Y se siente el vértigo de la existencia...
Sin tener un fundamento cristiano -su origen era judío-, el famoso
profesor de la Universidad de Viena Viktor Frankl, se expresa de forma
sorprendente: «No vacilo en afirmar que siempre que alguien está desesperado
consigo mismo es porque ha divinizado algo, ha hecho de algo un valor absoluto.

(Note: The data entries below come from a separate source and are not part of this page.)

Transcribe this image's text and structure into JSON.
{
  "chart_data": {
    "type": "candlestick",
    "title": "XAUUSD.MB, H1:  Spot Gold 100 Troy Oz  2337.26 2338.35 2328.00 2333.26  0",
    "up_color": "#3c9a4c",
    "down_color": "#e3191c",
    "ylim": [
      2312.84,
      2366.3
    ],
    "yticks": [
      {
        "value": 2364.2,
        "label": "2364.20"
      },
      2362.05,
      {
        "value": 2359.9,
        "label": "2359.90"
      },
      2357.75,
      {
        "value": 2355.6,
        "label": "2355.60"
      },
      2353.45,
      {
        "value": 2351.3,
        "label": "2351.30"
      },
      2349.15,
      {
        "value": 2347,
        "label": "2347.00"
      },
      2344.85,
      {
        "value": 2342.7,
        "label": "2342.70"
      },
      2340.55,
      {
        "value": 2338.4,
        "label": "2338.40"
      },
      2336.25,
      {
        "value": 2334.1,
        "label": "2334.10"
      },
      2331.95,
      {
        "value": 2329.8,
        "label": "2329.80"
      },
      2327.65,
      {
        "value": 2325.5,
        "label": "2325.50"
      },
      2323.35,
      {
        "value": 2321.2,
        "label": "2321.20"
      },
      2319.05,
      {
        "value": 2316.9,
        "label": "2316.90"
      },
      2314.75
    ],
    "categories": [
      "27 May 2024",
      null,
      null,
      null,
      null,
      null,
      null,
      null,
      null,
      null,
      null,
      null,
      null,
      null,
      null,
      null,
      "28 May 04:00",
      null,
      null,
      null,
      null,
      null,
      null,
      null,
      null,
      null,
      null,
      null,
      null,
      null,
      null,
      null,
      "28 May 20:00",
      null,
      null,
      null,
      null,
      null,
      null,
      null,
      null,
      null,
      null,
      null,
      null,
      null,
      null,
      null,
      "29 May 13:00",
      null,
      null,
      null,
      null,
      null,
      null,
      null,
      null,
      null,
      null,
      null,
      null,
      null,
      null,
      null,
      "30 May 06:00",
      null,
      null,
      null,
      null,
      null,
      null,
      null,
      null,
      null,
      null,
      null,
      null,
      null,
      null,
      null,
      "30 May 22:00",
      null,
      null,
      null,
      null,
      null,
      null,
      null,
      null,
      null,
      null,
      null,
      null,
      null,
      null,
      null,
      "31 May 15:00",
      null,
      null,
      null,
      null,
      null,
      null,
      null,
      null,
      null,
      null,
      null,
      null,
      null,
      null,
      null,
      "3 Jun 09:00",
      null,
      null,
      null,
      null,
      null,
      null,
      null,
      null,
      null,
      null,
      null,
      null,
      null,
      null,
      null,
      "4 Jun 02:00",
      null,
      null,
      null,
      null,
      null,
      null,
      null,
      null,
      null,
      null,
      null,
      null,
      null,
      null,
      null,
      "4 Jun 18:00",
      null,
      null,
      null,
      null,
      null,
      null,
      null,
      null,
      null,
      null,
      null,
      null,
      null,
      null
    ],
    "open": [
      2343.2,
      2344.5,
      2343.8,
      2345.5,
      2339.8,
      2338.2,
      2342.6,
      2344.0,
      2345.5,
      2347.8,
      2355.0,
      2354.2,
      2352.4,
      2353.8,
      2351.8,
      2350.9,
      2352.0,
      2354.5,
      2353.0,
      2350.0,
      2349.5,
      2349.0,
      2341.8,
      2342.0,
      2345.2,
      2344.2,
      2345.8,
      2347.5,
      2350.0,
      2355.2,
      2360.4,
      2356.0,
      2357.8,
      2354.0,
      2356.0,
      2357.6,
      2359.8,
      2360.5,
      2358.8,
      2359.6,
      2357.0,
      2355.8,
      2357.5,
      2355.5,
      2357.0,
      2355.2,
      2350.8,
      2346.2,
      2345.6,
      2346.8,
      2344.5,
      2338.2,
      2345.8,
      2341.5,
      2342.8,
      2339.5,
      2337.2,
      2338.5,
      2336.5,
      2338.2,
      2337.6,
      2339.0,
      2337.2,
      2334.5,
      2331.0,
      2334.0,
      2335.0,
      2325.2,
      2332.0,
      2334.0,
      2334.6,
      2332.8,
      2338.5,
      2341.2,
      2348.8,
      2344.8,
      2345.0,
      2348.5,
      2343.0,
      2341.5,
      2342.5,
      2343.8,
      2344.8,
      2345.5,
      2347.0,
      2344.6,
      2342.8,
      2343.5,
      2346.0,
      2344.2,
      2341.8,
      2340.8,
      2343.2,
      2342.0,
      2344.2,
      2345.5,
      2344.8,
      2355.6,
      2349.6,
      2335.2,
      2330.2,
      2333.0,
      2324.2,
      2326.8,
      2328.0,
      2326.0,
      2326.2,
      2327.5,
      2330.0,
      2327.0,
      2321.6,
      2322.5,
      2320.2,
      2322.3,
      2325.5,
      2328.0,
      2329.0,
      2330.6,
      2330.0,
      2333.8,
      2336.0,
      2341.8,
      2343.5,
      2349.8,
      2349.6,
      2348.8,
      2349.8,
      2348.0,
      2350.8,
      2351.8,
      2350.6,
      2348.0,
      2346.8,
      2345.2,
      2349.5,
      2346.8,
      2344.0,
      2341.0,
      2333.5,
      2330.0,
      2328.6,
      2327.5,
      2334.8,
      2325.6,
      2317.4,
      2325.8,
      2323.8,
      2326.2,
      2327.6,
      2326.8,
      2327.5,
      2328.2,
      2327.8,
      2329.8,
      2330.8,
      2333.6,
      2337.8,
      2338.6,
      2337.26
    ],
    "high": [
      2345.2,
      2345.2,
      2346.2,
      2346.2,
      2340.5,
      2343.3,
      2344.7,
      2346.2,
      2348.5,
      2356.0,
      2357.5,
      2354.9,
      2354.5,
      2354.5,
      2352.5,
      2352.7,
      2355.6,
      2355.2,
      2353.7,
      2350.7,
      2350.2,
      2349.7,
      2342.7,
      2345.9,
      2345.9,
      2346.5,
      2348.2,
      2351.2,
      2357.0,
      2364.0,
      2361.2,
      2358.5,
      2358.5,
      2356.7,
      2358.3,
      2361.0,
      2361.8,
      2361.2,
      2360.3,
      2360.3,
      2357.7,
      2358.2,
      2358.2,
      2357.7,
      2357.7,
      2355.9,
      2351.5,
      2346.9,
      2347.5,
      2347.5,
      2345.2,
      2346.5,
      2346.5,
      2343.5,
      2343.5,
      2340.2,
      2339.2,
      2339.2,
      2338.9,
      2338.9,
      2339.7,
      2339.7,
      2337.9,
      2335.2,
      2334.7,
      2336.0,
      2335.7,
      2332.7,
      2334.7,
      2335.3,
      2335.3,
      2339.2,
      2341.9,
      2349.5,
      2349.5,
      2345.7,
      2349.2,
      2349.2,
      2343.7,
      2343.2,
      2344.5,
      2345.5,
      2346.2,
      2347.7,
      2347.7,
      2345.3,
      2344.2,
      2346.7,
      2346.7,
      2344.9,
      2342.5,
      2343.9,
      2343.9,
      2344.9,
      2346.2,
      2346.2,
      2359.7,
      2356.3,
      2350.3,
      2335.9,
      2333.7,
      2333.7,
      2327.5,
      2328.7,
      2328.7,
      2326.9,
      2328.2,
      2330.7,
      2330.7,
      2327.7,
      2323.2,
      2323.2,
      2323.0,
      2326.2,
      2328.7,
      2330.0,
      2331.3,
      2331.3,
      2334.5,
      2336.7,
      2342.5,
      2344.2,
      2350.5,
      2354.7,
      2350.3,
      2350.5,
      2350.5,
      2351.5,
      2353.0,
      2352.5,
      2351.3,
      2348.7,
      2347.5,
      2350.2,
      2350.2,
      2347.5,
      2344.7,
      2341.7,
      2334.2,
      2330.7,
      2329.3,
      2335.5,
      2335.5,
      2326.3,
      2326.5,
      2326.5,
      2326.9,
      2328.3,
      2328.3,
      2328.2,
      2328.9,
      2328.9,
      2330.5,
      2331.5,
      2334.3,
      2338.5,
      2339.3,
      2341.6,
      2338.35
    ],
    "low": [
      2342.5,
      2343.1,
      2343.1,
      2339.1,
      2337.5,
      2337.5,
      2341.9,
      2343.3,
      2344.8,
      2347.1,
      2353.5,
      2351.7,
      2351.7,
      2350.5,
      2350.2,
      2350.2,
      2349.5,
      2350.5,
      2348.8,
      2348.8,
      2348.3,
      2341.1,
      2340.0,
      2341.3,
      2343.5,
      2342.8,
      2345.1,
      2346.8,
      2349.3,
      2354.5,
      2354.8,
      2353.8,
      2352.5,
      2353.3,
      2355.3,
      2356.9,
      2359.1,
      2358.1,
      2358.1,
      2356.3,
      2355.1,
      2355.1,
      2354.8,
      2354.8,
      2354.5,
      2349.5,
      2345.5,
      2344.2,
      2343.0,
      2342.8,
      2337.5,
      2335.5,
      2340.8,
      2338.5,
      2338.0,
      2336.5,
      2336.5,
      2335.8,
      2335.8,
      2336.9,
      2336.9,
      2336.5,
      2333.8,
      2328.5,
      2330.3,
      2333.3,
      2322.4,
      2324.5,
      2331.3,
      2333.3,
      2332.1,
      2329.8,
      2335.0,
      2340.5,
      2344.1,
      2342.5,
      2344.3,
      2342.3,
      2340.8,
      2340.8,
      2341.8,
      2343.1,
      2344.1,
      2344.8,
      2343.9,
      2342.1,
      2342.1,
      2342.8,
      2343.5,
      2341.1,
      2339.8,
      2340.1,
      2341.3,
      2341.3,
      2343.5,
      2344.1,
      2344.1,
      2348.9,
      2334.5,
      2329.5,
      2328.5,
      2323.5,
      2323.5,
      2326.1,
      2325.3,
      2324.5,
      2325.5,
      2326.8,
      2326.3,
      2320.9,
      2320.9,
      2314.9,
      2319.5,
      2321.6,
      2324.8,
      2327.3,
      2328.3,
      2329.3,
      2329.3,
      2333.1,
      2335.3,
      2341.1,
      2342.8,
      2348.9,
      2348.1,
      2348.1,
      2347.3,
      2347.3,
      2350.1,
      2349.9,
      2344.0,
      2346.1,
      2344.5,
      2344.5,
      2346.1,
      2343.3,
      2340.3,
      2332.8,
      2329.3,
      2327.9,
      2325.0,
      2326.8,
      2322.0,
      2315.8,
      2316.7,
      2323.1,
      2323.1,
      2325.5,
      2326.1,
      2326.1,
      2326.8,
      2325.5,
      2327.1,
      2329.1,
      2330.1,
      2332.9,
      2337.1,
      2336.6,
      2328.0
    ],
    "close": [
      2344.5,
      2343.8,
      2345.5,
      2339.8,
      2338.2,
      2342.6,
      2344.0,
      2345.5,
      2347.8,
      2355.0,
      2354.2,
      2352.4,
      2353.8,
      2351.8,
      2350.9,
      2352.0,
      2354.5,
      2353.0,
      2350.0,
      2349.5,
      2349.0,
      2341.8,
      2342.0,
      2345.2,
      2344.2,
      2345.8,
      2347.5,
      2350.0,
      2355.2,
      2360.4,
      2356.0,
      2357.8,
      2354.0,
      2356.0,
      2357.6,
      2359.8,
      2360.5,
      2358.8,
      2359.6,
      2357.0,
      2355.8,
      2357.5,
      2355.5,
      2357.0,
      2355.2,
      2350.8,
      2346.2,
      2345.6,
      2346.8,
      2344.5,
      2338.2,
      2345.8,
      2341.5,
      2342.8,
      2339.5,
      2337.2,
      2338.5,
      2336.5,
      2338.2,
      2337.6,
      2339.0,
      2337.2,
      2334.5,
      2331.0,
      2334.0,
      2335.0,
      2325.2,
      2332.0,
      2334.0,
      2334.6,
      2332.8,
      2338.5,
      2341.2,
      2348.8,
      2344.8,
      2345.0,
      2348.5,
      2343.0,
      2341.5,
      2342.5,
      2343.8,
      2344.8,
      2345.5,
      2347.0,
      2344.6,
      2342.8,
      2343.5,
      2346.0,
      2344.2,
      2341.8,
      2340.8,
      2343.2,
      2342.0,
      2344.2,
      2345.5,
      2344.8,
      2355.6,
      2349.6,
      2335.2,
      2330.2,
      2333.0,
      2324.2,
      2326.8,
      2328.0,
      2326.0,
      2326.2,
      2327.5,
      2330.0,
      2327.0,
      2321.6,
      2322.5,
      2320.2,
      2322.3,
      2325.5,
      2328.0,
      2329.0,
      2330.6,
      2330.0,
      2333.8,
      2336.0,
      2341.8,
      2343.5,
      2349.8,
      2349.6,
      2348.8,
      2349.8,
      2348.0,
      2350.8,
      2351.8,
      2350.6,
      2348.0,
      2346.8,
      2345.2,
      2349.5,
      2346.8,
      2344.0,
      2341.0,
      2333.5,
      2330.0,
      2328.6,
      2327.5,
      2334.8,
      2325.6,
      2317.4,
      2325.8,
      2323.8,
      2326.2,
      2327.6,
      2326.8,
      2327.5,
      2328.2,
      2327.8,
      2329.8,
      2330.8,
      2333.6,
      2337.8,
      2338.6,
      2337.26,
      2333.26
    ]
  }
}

»Una época como la nuestra, en que tan difundida está la frustración
individual, es una época de angustia desesperada para tantos precisamente
porque es una época en la que a muchos les falta un sentido para su vida, y
esto sucede porque divinizan la capacidad de trabajo y de placer. Es
indiscutible que también en tiempos pasados se daba la frustración existencial,
pero los hombres afectados por ella iban al sacerdote y no al médico; ahora
deberían hacer lo mismo»
No pensemos que estas situaciones dolorosas son fenómenos de
laboratorio, desvinculados de la vida cotidiana; son, al contrario, realidades
concretas que, desgraciadamente, se repiten con mayor frecuencia de lo que
creemos, tal vez bajo el velo de una sonrisa. Si hiciésemos un corte
transversal a lo largo de la vida de una cantidad muy considerable de personas,
a lo mejor nos encontrábamos con esas vivencias: al principio lo veríamos con
incredulidad, luego con inquietud: un hombre sin Dios -¡sin el Dios vivo!,
¡aunque sea un Dios atrofiado por la rutina!- advierte que las fachadas de la
vida van cayendo una a una, que las reservas de energía ya no se reponen con la
facilidad de antaño; que, como alguien decía, se comienza a gastar el capital
de la vida, en vez de sus rentas; que ya no existe tiempo para realizar esas
grandes obras con las que uno soñaba con
consagrarse (en el fondo -¡qué locura!- inmortalizarse); que ya se
ha subido a la cumbre de la vida -poco le queda ya por probar-, y comienza a
volverse más pronunciada la decepcionante cuesta abajo... Lo que antes solo era
un tema académico, ante el cual, pensábamos, solo sentían miedo los débiles,
pasa a ser algo inexcusable, evidente, irreversible: el tiempo nos empuja por
su pendiente y vemos el abismo: una elocuente boca, abierta y negra, que
pregunta: «¿Y después? ¿Y después? ¿Qué encontraré después de los contados y
reducidos días de mi vida terrena?».